There isn’t a dedicated gallery in the hotel, the fun comes from finding art wherever you turn, starting with a rotating piece above the lobby fireplace. Kicking off the relaunch is a unique self-portrait by photographer Sage Szkabarnicki-Stuart, adorned in plastic-cutlery armour, flanked by two swans.
Take some time in the stairwells to explore the beauty in Kristin Sjaarda’s photos, inspired by 17th-century Dutch Golden Age still-life paintings. To create these painterly masterpieces, Sjaarda, who lives nearby, sets up flower arrangements in the warm natural light of her own home, accompanied by specimens borrowed from the Royal Ontario Museum.
Originally, the Gladstone’s basement wasn’t open to the public, but it now serves many purposes, including as a studio for an artist-in-residence, currently Amanda McCavour, who creates intricate tapestries using live flora. The washrooms have moved down here, too, anchored by an LED-neon illustration of the building by Kal Honey. The Instagram-bait design also serves as a promotional image on cans of English pale ale made by Henderson Brewing.
Much of the art though is reserved for guest rooms. Eventually all will feature a unique work, commissioned through a juried call that attracted applications from more than 400 artists. Textile artist Jen Arron’s massive wall hanging “Sawyer Sunset,” named after the Algonquin Park lake, is a showstopper. It covers the entire ceiling above a king-sized bed in meandering shades of rose, black and cream wool, dripping in places like cave stalactites. While Lee says it was a labour of love hanging the heavy piece on a lift, I imagine sleeping in that room would feel like lying under the sky as dusk transitions to night.
“The only downside to having incredible artwork in all of the rooms is that you don’t get to see it lot of it,” said Petrie, who ensures that the work is promoted on Instagram (@gladstonehouseto) for those who want a peek.
Even before you walk into the Park Hyatt Toronto in Yorkville, you will find a massive bronze sculpture by Toronto-based An Te Liu. Shaped like two hollowed-out architectural pods, there is something organic in the curved shapes that begs to be touched.

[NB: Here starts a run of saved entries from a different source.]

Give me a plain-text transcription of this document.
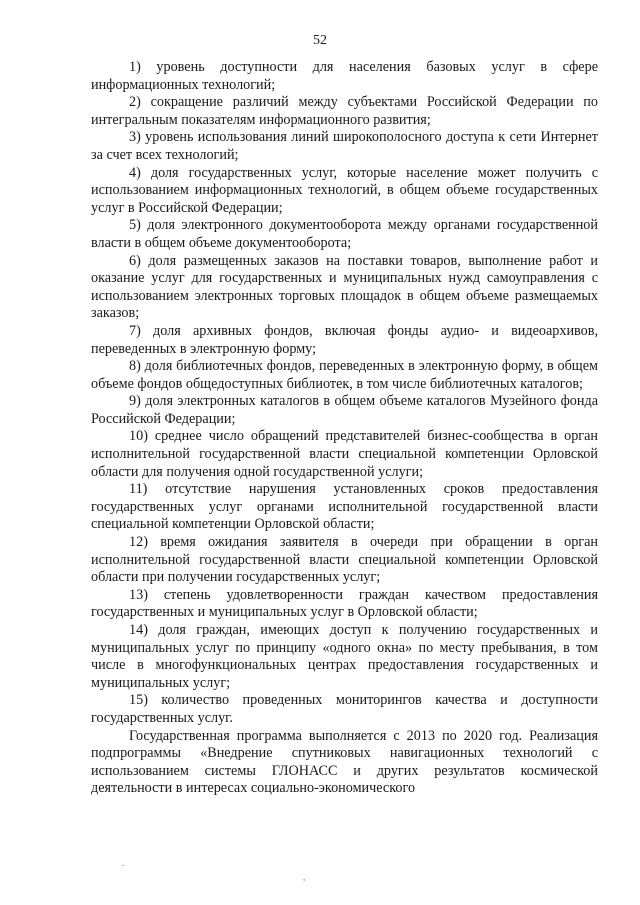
52

1) уровень доступности для населения базовых услуг в сфере информационных технологий;

2) сокращение различий между субъектами Российской Федерации по интегральным показателям информационного развития;

3) уровень использования линий широкополосного доступа к сети Интернет за счет всех технологий;

4) доля государственных услуг, которые население может получить с использованием информационных технологий, в общем объеме государственных услуг в Российской Федерации;

5) доля электронного документооборота между органами государственной власти в общем объеме документооборота;

6) доля размещенных заказов на поставки товаров, выполнение работ и оказание услуг для государственных и муниципальных нужд самоуправления с использованием электронных торговых площадок в общем объеме размещаемых заказов;

7) доля архивных фондов, включая фонды аудио- и видеоархивов, переведенных в электронную форму;

8) доля библиотечных фондов, переведенных в электронную форму, в общем объеме фондов общедоступных библиотек, в том числе библиотечных каталогов;

9) доля электронных каталогов в общем объеме каталогов Музейного фонда Российской Федерации;

10) среднее число обращений представителей бизнес-сообщества в орган исполнительной государственной власти специальной компетенции Орловской области для получения одной государственной услуги;

11) отсутствие нарушения установленных сроков предоставления государственных услуг органами исполнительной государственной власти специальной компетенции Орловской области;

12) время ожидания заявителя в очереди при обращении в орган исполнительной государственной власти специальной компетенции Орловской области при получении государственных услуг;

13) степень удовлетворенности граждан качеством предоставления государственных и муниципальных услуг в Орловской области;

14) доля граждан, имеющих доступ к получению государственных и муниципальных услуг по принципу «одного окна» по месту пребывания, в том числе в многофункциональных центрах предоставления государственных и муниципальных услуг;

15) количество проведенных мониторингов качества и доступности государственных услуг.

Государственная программа выполняется с 2013 по 2020 год. Реализация подпрограммы «Внедрение спутниковых навигационных технологий с использованием системы ГЛОНАСС и других результатов космической деятельности в интересах социально-экономического

.
,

“Art is a strong pillar of the Park Hyatt brand,” said Bonnie Strome, the hotel’s general manager. “It’s intentional that art has been such a focus with the design of the hotel and there’s a lot of emphasis on the art program throughout.”
The tour starts immediately inside with Canadian-born Shannon Bool’s massive five-by-seven-metre jacquard tapestry in the lobby. Bool’s models, who appear to be posing for a fashion show, are depicted as angular figures struck by a Brutalist Medusa.

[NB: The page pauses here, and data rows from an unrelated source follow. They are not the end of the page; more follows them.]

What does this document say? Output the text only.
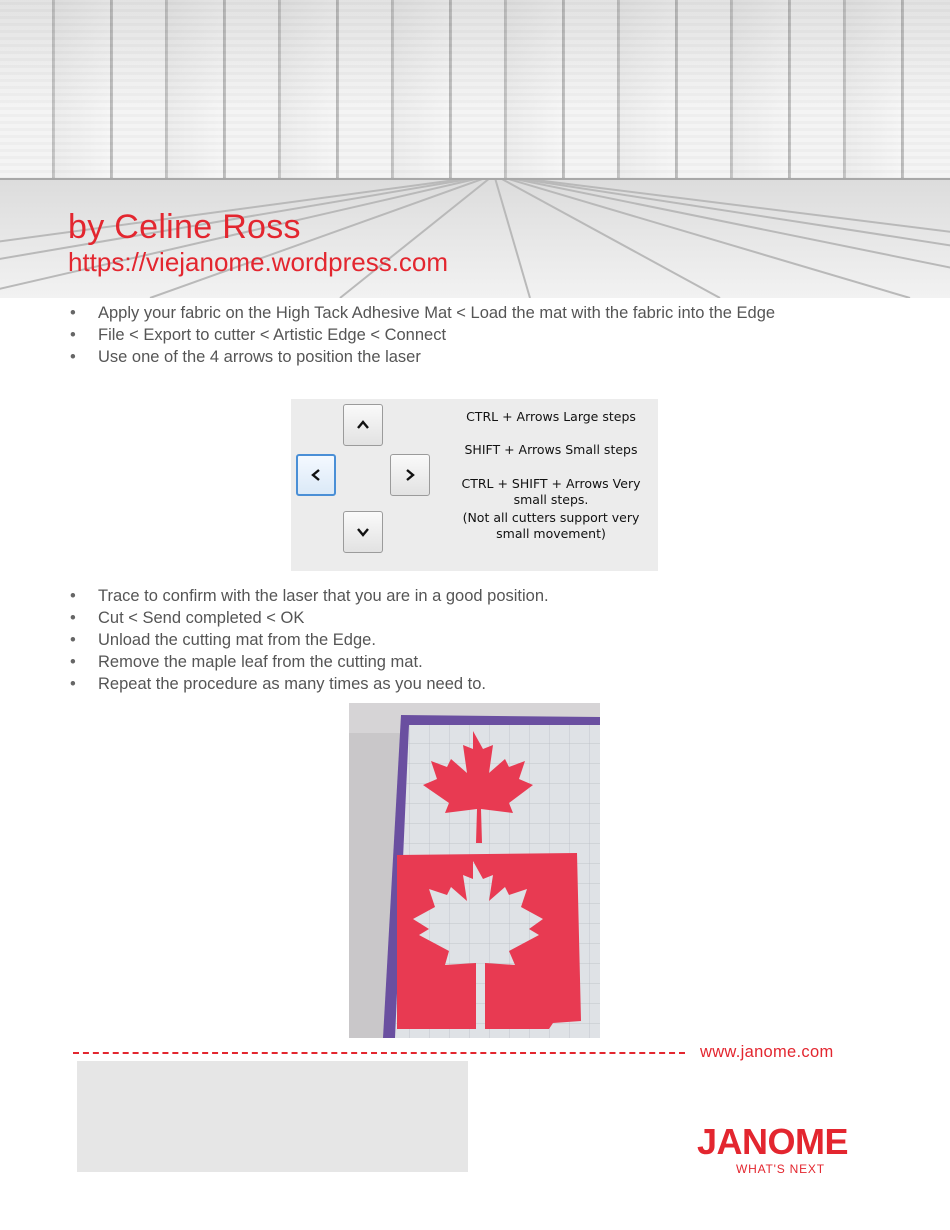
by Celine Ross

https://viejanome.wordpress.com

• Apply your fabric on the High Tack Adhesive Mat < Load the mat with the fabric into the Edge
• File < Export to cutter < Artistic Edge < Connect
• Use one of the 4 arrows to position the laser
CTRL + Arrows Large steps
SHIFT + Arrows Small steps
CTRL + SHIFT + Arrows Very small steps.
(Not all cutters support very small movement)
• Trace to confirm with the laser that you are in a good position.
• Cut < Send completed < OK
• Unload the cutting mat from the Edge.
• Remove the maple leaf from the cutting mat.
• Repeat the procedure as many times as you need to.

www.janome.com

JANOME

WHAT'S NEXT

Strome says Bool’s piece began as a digital photo of mannequins on a runway and serves as a nod to the neighbourhood’s fashionable reputation.

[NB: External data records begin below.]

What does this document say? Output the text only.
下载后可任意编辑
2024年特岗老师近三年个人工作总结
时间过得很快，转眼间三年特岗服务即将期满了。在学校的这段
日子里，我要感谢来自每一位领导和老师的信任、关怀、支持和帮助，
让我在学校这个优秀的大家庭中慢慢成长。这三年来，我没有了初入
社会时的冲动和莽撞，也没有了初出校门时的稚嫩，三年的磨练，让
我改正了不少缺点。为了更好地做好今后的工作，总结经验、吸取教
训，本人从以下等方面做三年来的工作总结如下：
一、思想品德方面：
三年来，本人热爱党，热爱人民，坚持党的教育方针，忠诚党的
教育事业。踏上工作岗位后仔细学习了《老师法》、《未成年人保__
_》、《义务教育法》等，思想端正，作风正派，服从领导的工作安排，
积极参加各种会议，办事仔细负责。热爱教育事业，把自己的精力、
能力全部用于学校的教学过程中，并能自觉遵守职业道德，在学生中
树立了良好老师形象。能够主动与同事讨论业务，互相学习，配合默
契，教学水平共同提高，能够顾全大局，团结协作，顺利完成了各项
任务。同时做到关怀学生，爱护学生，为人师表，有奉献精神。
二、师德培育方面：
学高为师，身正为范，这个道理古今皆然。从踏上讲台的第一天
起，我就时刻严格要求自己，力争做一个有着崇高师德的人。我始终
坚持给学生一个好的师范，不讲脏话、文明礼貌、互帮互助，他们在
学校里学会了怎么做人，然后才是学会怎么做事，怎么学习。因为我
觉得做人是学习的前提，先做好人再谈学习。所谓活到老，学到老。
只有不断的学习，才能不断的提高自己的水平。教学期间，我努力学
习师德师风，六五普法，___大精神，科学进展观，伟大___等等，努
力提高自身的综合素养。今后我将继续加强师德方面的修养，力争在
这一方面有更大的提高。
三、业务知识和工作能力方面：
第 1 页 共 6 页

There are also nods to natural Canadiana throughout the hotel, from the earthy colour palette inspired by Group of Seven landscapes to first-edition books on display by famous past regulars, such as Leonard Cohen and Margaret Atwood, and the Douglas Coupland collage triptych in the swanky rooftop Writers Room bar.
Inside Joni, the open lobby restaurant, you’ll find a mini rotating exhibition from the Gardiner Museum in glass vitrines, starting with “Fable,” Nurielle Stern’s organic, mythical porcelain creatures, which subtly glow thanks to the small pieces of stained glass fused inside these delightful sinewy forms.
Over the fireplace, Sobey Art Award winner Nadia Myre’s ceramic curtain features more than 12,000 beads. The pattern is inspired by the Dish with One Spoon wampum belt, which is, ironically, housed across the street at the Royal Ontario Museum. Myre, an Algonquin member of the Kitigan Zibi Anishinabeg First Nation, reminds us of the meaning behind the Indigenous law that calls for mutual respect and sharing of the land.
“We want people to enjoy wandering through the hotel and have experiences with the artwork, recognize these artists and the thoughtfulness that has gone into these works,” said Strome. “The hotel’s been completely transformed, but the essence of the old space and definitely the soul is still there.”